This post originally appeared on Orphan Road.
Perhaps contra serial catowner’s previous post, here’s an interesting theory about why rail construction these days is so suburb-heavy:
While local politics surely plays a role, in recent years getting money for new rail projects has required being able to show that the project will result in reduced travel time. Since reduced travel time requires some sort of grade separation, in a dense urban area this entails either subway, elevated, or massive eminent domain. All of those options are too expensive, so reduced travel time on a route requires finding a relatively non dense area with significant distance between stops. So the trains go to the burbs. That isn’t necessarily bad, and I’d say it’s good to the extent that land use rules around the routes change (too often they don’t), but it’s part of the reasons why new transit systems have a heavy suburban component.
We’re moving away from that standard at DOT under LaHood, but it’s how things have been.
I mostly agree with Atrios here, but I would add another layer to it. Metro areas themselves look vastly different than they did a few decades ago. In 1960, King County had twice the population of Seattle. In 2010, it has almost 4 times the population. The suburbs, especially here out West, have just grown exponentially in recent years while urban populations have remained constant. On the East Coast, many cities — like Atrios’ native Philly — have lost population. So of course the politics and balance of power is going to have an affect.
That said, I do think he has a compelling point: reduced travel time is easier to achieve in the ‘burbs. Combine that with the fact that transit projects can only get 20% of their funding from the feds, and you have a recipe for suburban-focused rail.

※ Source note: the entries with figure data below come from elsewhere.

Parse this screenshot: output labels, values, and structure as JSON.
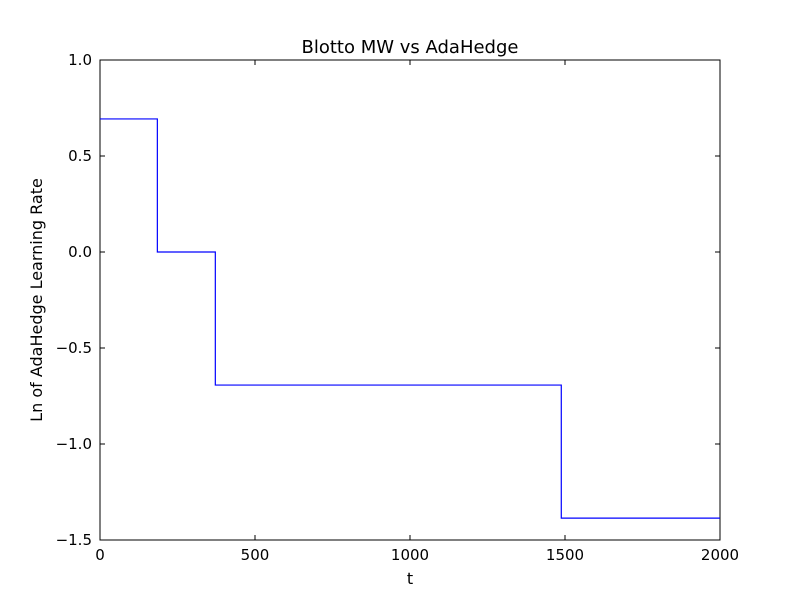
{
  "chart_data": {
    "type": "line",
    "title": "Blotto MW vs AdaHedge",
    "xlabel": "t",
    "ylabel": "Ln of AdaHedge Learning Rate",
    "xlim": [
      0,
      2000
    ],
    "ylim": [
      -1.5,
      1.0
    ],
    "xticks": [
      0,
      500,
      1000,
      1500,
      2000
    ],
    "xtick_labels": [
      "0",
      "500",
      "1000",
      "1500",
      "2000"
    ],
    "yticks": [
      -1.5,
      -1.0,
      -0.5,
      0.0,
      0.5,
      1.0
    ],
    "ytick_labels": [
      "−1.5",
      "−1.0",
      "−0.5",
      "0.0",
      "0.5",
      "1.0"
    ],
    "grid": false,
    "line_color": "#0000ff",
    "series": [
      {
        "x": [
          0,
          185,
          185,
          372,
          372,
          1488,
          1488,
          2000
        ],
        "y": [
          0.693,
          0.693,
          0.0,
          0.0,
          -0.693,
          -0.693,
          -1.386,
          -1.386
        ]
      }
    ]
  }
}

Actually, this is mainly congruent with my thinking on the matter. The Bush people tried to shift the long-standing ridership metric to a ‘time saved’ metric. The more miles of traffic-clogged freeway the transit rider avoids, the more time is saved. Of course, the real motive of the Bush gang was to deny applications on the ground that no time was going to be saved, and to change the focus of the discussion from the real reasons we build transit.